The gains today were led by the NASDAQ index which rose 3.82%. The NASDAQ index has been hit the hardest in the move down in 2022 with the index reaching a low of –31.48% from the all-time high at session lows yesterday. The broader NASDAQ and S&P index were still lower for the 6th consecutive week, while the Dow industrial average fell for the 7th consecutive week.

In trading today, the major indices all gapped higher and did not trade lower on the day which was a breath of fresh air.

US stock indices closed higher today

In the US debt market, after declines from Monday’s highs into today’s trading, the yields along the yield curve saw a rebound back to the upside.
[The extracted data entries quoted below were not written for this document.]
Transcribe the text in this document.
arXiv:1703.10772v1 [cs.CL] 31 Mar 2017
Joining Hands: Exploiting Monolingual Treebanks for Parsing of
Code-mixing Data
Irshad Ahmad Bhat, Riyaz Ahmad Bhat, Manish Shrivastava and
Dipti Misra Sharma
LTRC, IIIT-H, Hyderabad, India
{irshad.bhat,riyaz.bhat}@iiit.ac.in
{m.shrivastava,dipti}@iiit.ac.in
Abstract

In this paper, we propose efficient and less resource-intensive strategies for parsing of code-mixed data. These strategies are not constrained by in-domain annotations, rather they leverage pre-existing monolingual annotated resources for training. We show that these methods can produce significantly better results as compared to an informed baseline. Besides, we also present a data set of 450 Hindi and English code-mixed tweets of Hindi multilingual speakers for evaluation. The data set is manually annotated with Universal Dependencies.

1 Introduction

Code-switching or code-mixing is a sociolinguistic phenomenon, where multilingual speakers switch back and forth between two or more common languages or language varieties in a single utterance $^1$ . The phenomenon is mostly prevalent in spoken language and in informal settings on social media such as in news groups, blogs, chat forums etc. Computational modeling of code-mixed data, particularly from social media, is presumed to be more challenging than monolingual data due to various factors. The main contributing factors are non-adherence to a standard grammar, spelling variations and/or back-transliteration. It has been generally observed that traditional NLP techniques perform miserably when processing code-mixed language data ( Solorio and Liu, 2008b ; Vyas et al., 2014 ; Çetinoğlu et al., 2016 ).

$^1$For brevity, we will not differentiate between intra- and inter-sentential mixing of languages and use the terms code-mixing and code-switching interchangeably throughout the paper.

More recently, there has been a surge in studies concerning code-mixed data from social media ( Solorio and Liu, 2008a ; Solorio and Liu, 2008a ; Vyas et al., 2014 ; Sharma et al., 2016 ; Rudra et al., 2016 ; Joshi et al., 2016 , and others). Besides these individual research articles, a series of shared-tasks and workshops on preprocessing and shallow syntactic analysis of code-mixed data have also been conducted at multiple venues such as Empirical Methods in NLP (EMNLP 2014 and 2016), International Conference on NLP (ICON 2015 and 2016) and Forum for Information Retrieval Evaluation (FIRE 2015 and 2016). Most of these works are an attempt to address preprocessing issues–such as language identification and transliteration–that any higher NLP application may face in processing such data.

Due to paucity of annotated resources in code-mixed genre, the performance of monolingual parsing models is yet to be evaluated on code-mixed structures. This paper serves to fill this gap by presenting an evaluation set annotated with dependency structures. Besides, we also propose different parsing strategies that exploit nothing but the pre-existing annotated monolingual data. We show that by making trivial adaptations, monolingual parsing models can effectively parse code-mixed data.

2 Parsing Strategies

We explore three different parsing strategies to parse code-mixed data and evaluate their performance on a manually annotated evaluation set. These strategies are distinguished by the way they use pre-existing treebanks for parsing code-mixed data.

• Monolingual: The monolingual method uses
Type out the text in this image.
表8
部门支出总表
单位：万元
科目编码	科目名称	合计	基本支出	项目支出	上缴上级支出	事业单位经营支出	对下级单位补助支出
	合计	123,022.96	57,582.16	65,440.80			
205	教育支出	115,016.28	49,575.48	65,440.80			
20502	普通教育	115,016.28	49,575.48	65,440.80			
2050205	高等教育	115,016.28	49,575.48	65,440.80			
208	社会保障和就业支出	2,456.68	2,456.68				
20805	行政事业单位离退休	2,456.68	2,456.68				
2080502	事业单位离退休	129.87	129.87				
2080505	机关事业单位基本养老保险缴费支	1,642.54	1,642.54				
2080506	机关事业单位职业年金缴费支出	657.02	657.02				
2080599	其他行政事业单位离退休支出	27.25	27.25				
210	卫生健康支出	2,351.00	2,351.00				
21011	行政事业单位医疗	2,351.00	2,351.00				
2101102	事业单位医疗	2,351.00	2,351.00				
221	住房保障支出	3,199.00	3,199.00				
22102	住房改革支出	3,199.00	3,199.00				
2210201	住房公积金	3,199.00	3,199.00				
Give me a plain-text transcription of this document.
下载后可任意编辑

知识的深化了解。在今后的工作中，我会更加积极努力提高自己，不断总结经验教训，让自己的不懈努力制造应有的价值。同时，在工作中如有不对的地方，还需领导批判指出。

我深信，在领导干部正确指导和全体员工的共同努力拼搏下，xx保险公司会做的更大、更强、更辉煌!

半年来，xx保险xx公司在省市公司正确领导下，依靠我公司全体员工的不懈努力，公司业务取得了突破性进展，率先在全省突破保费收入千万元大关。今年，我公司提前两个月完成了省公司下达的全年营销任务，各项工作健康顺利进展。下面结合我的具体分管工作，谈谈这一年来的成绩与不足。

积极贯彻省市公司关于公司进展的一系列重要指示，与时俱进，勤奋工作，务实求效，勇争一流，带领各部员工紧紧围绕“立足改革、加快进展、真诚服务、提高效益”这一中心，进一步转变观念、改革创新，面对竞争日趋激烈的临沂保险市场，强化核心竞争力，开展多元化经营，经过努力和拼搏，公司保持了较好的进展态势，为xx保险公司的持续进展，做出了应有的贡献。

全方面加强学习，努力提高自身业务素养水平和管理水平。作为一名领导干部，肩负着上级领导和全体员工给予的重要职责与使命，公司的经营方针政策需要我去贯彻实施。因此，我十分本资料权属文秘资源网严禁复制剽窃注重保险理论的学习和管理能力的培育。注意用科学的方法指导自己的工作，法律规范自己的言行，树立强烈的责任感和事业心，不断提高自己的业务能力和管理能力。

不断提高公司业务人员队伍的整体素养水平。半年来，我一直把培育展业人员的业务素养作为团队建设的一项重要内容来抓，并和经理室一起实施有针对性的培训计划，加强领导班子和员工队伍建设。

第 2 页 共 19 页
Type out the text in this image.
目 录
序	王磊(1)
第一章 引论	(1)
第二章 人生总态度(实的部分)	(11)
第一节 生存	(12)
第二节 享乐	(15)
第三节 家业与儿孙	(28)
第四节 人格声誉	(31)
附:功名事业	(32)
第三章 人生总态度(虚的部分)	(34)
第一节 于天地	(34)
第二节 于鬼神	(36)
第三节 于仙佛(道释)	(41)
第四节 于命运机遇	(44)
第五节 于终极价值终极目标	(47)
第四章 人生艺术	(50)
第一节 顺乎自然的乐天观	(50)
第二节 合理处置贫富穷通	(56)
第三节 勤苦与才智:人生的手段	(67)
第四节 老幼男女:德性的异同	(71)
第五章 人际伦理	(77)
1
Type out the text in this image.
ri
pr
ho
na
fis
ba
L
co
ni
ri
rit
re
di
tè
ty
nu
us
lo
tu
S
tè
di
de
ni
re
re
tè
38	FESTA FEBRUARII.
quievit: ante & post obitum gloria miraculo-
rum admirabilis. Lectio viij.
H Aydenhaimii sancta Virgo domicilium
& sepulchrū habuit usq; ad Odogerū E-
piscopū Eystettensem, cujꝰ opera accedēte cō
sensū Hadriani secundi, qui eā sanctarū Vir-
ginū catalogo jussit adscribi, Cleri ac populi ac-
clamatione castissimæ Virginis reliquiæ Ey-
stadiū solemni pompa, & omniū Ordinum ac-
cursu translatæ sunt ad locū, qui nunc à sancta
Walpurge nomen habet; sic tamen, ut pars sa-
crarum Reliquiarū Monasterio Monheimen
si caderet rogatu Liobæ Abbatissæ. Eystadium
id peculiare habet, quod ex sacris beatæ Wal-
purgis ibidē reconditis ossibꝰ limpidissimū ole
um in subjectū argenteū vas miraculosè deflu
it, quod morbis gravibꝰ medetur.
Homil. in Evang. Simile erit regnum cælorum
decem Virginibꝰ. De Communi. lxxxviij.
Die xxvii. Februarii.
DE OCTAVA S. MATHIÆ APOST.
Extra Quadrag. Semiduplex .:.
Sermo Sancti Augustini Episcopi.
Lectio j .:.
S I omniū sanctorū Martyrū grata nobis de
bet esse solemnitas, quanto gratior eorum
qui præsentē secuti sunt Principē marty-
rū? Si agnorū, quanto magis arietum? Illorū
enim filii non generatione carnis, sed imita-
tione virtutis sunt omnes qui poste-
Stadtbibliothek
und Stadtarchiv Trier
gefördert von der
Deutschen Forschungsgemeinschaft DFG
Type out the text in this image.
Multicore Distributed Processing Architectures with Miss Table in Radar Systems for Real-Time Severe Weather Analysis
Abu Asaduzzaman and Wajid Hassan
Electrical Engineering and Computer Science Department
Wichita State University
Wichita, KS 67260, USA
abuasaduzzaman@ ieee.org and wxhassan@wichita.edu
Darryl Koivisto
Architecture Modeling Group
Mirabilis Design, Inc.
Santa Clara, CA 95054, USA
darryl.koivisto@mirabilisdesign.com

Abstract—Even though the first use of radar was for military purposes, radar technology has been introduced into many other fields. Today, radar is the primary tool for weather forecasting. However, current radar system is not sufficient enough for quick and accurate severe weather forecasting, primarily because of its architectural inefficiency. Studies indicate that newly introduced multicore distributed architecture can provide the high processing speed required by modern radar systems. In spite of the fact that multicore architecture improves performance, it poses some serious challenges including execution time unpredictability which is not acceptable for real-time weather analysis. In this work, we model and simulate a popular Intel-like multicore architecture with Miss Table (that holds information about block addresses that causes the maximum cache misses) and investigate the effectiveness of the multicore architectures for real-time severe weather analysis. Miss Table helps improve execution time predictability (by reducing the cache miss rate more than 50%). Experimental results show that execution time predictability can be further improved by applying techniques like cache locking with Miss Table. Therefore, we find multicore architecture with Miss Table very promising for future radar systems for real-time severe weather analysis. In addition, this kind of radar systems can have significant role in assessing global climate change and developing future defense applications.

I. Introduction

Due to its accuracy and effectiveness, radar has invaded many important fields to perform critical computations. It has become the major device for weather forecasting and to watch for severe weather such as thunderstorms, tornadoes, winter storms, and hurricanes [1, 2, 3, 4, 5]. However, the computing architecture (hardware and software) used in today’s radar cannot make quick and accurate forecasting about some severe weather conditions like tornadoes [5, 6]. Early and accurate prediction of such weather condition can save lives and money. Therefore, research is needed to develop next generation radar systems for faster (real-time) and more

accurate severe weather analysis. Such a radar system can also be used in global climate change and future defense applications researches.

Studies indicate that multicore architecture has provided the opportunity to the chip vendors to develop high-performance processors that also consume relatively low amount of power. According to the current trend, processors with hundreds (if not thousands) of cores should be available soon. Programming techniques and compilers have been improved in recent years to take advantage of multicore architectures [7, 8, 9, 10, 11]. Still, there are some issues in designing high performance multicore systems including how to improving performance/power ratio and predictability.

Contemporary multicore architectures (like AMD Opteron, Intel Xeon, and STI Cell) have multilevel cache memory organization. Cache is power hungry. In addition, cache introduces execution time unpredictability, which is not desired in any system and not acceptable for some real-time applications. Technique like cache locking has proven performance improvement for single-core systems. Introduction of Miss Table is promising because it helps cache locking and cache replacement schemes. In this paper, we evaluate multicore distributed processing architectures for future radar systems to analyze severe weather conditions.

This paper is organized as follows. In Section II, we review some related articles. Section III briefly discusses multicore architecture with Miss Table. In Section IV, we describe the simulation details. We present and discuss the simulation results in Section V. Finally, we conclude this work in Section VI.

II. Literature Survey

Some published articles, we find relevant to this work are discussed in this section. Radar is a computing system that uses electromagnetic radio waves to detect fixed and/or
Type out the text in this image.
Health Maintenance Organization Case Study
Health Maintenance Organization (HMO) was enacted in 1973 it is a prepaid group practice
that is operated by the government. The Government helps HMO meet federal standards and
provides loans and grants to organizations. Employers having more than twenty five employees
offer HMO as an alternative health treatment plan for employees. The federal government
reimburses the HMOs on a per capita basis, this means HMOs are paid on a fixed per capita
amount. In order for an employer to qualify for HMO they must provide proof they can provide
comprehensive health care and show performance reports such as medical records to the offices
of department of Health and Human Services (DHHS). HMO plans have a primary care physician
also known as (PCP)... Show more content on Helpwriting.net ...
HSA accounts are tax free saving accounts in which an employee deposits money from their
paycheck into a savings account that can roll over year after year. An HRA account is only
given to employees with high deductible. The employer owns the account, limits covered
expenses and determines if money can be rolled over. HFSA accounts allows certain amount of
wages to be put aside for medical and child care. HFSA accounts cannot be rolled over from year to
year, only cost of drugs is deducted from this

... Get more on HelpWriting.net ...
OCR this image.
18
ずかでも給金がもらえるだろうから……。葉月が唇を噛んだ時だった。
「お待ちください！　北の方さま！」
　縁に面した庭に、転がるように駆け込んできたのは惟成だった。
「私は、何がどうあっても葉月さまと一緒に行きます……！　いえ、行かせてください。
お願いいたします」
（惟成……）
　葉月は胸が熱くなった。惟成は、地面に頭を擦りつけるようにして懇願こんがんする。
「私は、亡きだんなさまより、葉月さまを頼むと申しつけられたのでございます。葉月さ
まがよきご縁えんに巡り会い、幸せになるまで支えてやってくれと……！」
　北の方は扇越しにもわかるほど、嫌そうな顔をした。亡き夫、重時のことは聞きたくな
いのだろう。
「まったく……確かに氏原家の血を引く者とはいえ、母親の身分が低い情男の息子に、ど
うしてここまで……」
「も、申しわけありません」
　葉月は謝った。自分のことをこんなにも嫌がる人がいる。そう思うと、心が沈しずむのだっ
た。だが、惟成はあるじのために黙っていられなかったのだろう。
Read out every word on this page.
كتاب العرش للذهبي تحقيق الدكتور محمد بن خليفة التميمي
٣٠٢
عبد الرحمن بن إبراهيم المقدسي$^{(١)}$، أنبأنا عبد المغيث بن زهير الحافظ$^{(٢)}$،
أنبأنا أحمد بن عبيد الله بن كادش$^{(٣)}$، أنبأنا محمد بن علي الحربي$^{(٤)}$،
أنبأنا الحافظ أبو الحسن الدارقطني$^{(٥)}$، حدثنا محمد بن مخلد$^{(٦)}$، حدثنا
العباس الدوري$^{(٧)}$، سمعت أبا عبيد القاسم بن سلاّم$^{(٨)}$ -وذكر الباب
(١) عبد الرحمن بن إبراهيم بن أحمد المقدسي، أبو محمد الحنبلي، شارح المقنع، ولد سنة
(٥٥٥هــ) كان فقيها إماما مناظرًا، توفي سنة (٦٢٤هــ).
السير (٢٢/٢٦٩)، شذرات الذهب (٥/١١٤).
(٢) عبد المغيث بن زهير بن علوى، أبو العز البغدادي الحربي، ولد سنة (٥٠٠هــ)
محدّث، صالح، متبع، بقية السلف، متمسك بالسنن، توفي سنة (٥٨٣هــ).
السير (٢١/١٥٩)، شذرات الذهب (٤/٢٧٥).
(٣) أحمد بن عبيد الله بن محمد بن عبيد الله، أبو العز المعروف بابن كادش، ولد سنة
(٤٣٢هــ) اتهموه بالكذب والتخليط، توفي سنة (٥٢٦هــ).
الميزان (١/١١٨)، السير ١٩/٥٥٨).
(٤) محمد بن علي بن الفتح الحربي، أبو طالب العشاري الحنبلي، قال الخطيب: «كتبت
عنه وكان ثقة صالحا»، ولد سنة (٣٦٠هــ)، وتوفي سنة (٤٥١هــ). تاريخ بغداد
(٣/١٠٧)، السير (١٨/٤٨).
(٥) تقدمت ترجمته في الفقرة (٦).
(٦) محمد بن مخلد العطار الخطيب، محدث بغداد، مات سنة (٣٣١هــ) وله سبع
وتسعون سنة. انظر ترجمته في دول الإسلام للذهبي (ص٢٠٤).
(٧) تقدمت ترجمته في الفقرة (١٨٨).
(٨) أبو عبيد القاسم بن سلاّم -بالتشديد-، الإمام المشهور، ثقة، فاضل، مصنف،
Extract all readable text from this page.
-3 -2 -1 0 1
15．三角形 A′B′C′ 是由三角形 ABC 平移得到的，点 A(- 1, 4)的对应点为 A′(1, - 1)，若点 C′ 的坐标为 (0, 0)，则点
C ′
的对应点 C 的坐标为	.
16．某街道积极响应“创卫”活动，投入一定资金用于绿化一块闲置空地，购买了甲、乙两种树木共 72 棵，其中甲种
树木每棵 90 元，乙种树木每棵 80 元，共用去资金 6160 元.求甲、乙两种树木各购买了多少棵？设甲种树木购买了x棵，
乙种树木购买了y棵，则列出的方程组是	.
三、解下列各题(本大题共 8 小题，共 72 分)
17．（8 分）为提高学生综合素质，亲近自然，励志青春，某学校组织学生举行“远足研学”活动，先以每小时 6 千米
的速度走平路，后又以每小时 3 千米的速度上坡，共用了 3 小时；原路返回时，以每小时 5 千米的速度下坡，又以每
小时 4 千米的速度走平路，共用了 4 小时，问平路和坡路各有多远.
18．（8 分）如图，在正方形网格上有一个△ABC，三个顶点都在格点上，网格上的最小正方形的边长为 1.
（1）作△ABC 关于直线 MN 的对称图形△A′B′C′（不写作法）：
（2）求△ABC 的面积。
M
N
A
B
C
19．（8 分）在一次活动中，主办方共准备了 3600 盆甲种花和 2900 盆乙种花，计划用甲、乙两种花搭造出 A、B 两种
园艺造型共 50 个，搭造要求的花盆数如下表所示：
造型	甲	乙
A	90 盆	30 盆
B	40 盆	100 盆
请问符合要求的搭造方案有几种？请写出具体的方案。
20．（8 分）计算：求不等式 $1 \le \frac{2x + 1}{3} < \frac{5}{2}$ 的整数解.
Fed members this week continued to stress that rates would go higher until they reached a more neutral level around 2.5%. With the current yield at 1.0%, that leaves room for at least another 150 basis points.

Most expressed the desire to raise ratees by 50 basis points the next 2 meetings. After that there is some debate.

Fed’s Bullard, the most hawkish of members, said this week that he would like to see to the Fed to tighten to 3.5% by the end of the year. Others are more in the 2.5% camp but would be willing to increase the rates if warranted.

This week, the CPI data showed a higher than expected increase (although the rate was lower from the previous month). With crude oil prices higher and gasoline price also moving higher ahead of the Memorial Day holiday, the hopes for relief from lower oil prices does not seem encouraging. That could lead to a more tight Fed, but could also lead to slower growth at the same time.

US yields moved higher

Hope you all have a good weekend. Thank you for your support.